Situasi makin buruk kala Deliana mendapati teror tak cuma menyasar dirinya, tapi juga keluarga dan teman dekatnya. Artinya, selain punya akses terhadap KTP dan tahu nomor rekeningnya, penagih utang juga mengetahui kontak pribadi Deliana.

Deliana kontan kebingungan. Pertama, ia tak pernah merasa meminjam uang dari aplikasi pinjol mana pun. Kedua, mengapa data pribadinya bisa diakses para penagih utang? Dipengaruhi rasa takut, Deliana memutuskan membayar saja meski tak pernah meminjam. Penagih utang lantas mengirim virtual account untuk pembayaran. Di dalamnya tertera sebuah nama, tapi bukan nama Deliana.

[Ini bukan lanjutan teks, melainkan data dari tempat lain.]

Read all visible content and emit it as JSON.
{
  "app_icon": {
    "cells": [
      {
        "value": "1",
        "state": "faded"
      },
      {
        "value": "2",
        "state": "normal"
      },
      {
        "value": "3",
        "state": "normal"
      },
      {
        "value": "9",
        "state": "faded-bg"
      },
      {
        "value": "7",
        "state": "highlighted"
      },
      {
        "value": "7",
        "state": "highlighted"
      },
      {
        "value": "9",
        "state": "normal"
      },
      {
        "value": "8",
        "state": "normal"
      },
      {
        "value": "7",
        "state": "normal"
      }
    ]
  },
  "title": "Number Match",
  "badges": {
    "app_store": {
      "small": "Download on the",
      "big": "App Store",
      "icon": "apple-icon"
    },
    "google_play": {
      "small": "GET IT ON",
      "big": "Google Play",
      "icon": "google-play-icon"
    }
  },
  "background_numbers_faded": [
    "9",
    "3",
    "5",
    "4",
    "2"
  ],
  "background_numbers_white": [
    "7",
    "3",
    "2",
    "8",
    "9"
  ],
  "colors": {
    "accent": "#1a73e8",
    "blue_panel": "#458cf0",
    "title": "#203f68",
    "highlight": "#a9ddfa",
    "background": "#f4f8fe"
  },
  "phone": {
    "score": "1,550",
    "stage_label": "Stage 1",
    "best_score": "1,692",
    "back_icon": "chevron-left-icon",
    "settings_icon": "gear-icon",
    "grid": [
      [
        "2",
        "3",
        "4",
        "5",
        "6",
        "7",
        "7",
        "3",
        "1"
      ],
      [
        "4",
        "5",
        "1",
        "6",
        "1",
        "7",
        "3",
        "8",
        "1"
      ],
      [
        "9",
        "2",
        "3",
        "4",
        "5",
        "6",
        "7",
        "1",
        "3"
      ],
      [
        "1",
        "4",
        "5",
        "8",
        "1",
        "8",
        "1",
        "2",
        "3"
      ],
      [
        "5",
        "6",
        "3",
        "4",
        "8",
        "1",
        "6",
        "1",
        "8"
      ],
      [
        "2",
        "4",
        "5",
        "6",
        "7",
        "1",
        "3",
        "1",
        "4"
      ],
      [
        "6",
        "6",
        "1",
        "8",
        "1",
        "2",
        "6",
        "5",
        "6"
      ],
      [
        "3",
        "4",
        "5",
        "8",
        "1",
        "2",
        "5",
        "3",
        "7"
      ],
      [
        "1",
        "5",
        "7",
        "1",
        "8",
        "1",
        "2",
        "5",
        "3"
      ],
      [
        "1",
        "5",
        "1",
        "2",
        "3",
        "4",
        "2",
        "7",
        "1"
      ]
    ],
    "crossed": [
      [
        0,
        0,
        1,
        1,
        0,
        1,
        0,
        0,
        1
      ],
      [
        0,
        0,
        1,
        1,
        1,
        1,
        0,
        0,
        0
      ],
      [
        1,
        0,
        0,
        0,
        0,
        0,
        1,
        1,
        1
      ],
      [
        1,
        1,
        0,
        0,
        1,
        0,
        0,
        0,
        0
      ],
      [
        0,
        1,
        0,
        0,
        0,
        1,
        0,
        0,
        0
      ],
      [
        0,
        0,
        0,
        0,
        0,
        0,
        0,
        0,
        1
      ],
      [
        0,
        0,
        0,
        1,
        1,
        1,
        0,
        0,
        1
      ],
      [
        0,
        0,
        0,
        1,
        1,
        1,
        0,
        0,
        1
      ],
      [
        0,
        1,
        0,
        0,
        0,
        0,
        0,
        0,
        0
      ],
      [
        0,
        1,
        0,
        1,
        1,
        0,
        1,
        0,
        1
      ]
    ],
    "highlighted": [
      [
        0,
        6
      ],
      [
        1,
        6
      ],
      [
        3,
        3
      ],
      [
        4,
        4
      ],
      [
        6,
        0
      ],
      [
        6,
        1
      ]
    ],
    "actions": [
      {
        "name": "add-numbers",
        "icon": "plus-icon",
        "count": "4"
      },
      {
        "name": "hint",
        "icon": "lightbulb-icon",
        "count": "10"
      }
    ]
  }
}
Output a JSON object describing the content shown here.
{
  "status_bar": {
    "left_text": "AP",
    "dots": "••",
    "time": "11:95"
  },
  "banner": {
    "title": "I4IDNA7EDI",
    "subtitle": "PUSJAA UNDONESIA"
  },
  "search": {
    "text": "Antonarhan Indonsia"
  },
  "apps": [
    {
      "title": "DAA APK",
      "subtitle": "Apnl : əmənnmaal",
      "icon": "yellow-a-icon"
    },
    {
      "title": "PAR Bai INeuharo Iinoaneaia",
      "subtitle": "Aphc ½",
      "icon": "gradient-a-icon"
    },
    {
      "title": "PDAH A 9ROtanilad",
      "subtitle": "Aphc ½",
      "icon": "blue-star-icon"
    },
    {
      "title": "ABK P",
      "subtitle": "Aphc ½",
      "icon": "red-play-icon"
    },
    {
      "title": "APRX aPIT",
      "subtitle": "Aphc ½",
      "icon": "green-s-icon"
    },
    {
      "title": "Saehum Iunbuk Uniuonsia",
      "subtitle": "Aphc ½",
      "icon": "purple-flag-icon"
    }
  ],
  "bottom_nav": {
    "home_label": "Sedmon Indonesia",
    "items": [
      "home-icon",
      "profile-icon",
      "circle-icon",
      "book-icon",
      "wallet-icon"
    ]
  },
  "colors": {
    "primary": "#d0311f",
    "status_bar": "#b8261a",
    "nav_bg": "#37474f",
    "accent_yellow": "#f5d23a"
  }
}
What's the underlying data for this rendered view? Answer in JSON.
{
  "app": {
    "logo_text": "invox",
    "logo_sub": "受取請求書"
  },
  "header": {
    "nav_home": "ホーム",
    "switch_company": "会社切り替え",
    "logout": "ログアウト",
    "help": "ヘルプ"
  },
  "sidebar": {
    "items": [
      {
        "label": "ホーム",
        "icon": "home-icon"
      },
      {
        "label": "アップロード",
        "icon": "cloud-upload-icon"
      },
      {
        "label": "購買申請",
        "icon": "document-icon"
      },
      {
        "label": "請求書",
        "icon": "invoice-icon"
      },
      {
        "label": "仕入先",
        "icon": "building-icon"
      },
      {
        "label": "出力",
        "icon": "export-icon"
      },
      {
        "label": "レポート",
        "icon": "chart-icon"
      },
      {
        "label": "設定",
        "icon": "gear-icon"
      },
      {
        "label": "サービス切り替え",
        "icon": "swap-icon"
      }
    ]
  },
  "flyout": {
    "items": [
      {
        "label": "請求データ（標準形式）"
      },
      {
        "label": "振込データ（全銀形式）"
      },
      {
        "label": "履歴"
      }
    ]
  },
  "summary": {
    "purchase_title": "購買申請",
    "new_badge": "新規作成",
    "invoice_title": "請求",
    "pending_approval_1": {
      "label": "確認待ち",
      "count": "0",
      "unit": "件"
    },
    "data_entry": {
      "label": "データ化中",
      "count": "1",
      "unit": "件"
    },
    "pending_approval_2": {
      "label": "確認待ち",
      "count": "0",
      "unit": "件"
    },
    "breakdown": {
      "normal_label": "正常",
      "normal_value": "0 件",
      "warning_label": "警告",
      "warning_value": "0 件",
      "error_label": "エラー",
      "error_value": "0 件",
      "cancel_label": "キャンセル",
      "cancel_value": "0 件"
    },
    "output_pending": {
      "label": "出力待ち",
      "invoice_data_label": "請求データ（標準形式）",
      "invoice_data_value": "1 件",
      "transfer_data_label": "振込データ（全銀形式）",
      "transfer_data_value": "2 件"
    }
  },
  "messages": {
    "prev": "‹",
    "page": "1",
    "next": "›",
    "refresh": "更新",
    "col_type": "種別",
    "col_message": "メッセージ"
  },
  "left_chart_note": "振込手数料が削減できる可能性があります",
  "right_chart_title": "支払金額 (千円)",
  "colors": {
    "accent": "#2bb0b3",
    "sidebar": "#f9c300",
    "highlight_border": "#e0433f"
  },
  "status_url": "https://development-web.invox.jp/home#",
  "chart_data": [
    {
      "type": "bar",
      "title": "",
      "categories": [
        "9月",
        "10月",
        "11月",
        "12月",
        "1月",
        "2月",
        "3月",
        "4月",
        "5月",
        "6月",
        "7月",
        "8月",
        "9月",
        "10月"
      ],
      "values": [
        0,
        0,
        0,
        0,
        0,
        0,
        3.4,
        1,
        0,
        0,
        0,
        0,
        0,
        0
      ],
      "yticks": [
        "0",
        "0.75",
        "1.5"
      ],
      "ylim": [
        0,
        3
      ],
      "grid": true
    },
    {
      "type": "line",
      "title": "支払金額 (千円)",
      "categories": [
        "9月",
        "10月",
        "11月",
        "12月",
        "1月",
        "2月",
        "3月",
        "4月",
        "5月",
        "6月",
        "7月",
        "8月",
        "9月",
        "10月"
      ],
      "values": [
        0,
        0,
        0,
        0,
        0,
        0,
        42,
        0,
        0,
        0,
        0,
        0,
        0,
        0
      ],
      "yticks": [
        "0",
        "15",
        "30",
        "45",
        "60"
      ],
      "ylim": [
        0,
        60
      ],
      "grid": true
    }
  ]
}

Apa yang Deliana pikir sebagai akhir cerita ternyata hanyalah awal mula. Beberapa hari kemudian, muncul teror serupa dari penagih utang yang memintanya “melunasi utang” lain sebesar Rp600 ribu, Rp1,4 juta, dan Rp2 juta dari tiga aplikasi pinjol berbeda. Pada 8 Mei 2021, Deliana memutuskan lapor polisi bermodalkan bukti percakapan dengan penagih utang, tangkapan layar aplikasi, dan bukti uang masuk Rp845 ribu ke rekeningnya. Polisi menolak laporan itu.

“Pas pelaporan di Polda Metro Jaya, [polisi] tidak bisa proses laporan karena mereka menilai itu [hanya] berupa ancaman karena belum ada data [pribadi] yang disebarkan. Saya kan melapor untuk mencegah, kenapa saya enggak bisa diproses dulu [malah] harus menunggu dulu, ini enggak preventif,” cerita Deliana. “Saya punya hak [melaporkan karena] data-data pribadi saya disalahgunakan, nama baik dicemarkan [karena penagih utang meneror teman dan keluarga], saya sudah mengalami kerugian.”

Iklan

Pada 10 Mei, Deliana pindah melapor ke Mabes Polri. Namun Bareskrim ikut menolak memproses kasusnya, karena kerugian kurang dari Rp20 miliar. Lantas, Deliana minta dipertemukan dengan polisi siber di Cyber Crime Investigation Center (CCIC) Mabes Polri. Walau menerima sambutan lebih baik, laporannya juga ditolak.

“Di situ [CCIC Polri] mereka cukup welcome. [CCIC Polri bilang] kasus seperti ini sudah lama terjadi, cuma karena server dari pinjol-pinjol ini berpindah-pindah, polisi sulit melacak. [Kasus] belum mengarah ke trafficking atau pornografi jadi enggak bisa diproses, [saya] diminta balik ke Polda Metro Jaya.”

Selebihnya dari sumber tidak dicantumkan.